For Max Walker, getting an interview for an internship at an advertising agency was as easy as sending a snap.

"I found that they were doing this Snapchat campaign and it just caught my eye. It was a creative way to express myself and apply to a position," said Walker.

Having applicants express themselves is exactly what Sherri Anne Green was looking for when she set up the campaign to recruit interns.

"Snapchat really gave us an impression of people's personalities and how they would engage with social media really early in the recruitment process," said Green.

Experts say learning about a potential hire's personality earlier in the process is key for more and more companies.

Today, applicants are going beyond the typical written resume and cover letter, from getting noticed on social media with Snapchat, to sending creative multimedia tweets to hiring managers, to taped video responses to interview questions, to submitting video cover letters.

It's 21st century thinking that companies like Zappos encourage.

"No one can say my resume represents who I am. So that's when it comes into video and other cool tools that empower people to tell their story," said Mark Newman, the founder of HireVue, which is a platform that allows companies to have applicants complete recorded video interviews.

"We're seeing massive adoption increases of almost 10 times year over year. We're seeing organizations around the world using us for any type of role we could ever imagine," said Newman.

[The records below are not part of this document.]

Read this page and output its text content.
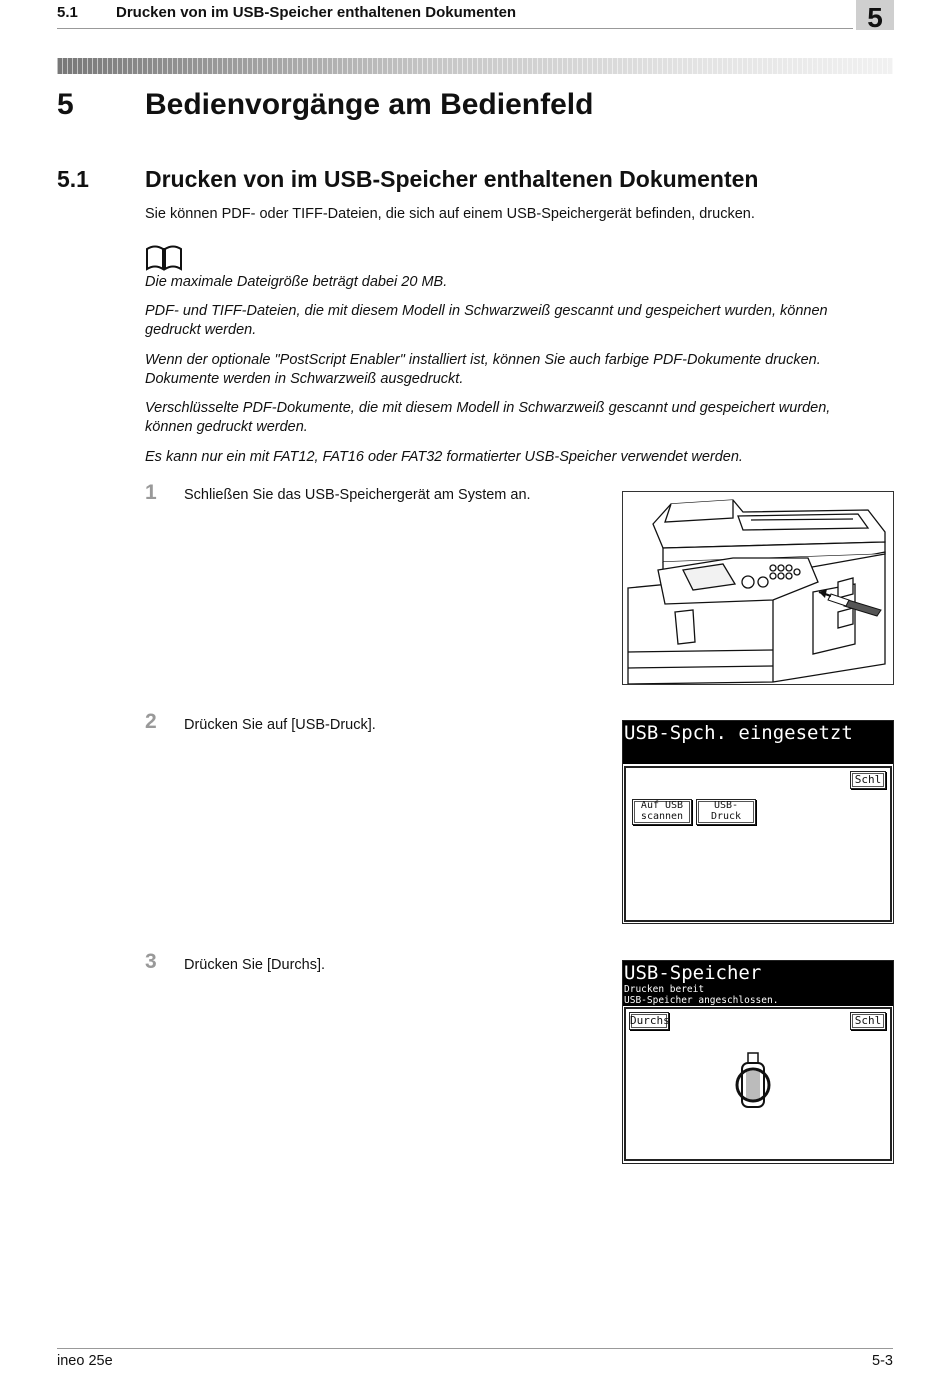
5.1	Drucken von im USB-Speicher enthaltenen Dokumenten	5
5 Bedienvorgänge am Bedienfeld
5.1 Drucken von im USB-Speicher enthaltenen Dokumenten
Sie können PDF- oder TIFF-Dateien, die sich auf einem USB-Speichergerät befinden, drucken.
Die maximale Dateigröße beträgt dabei 20 MB.
PDF- und TIFF-Dateien, die mit diesem Modell in Schwarzweiß gescannt und gespeichert wurden, können
gedruckt werden.
Wenn der optionale "PostScript Enabler" installiert ist, können Sie auch farbige PDF-Dokumente drucken.
Dokumente werden in Schwarzweiß ausgedruckt.
Verschlüsselte PDF-Dokumente, die mit diesem Modell in Schwarzweiß gescannt und gespeichert wurden,
können gedruckt werden.
Es kann nur ein mit FAT12, FAT16 oder FAT32 formatierter USB-Speicher verwendet werden.
1 Schließen Sie das USB-Speichergerät am System an.
2 Drücken Sie auf [USB-Druck].	USB-Spch. eingesetzt
Schl
Auf USB
scannen
USB-
Druck
3 Drücken Sie [Durchs].	USB-Speicher
Drucken bereit
USB-Speicher angeschlossen.
Durchs	Schl
ineo 25e	5-3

Experts point out video can give candidates whose resumes and previous experience might not be a perfect fit -- a shot at the job. 

That was the case for Landon Tracy, who landed a business development position.

"I felt like the video response let them know kind of a little bit more about who I am and what I'm capable of," said Tracy.

Elissa O'Brien, of the Society for Human Resource Management, said these new recruiting tools are good for companies, too.

"It gives us a more efficient, more effective and maybe a cost-effective way of expanding our applicant pool," said O'Brien.

While some companies may use these tools to target millennials, O'Brien said it's important for all job seekers to get on board, "In order for you to get noticed and be seen as an innovator you have to embrace the technology that is really out there."

A few tips before you embrace this new kind of interview process:

  • Be sure to be yourself.
  • Tell your story.
  • Most importantly, remember the goal is to land a job, so make sure the video demonstrates your ability to work.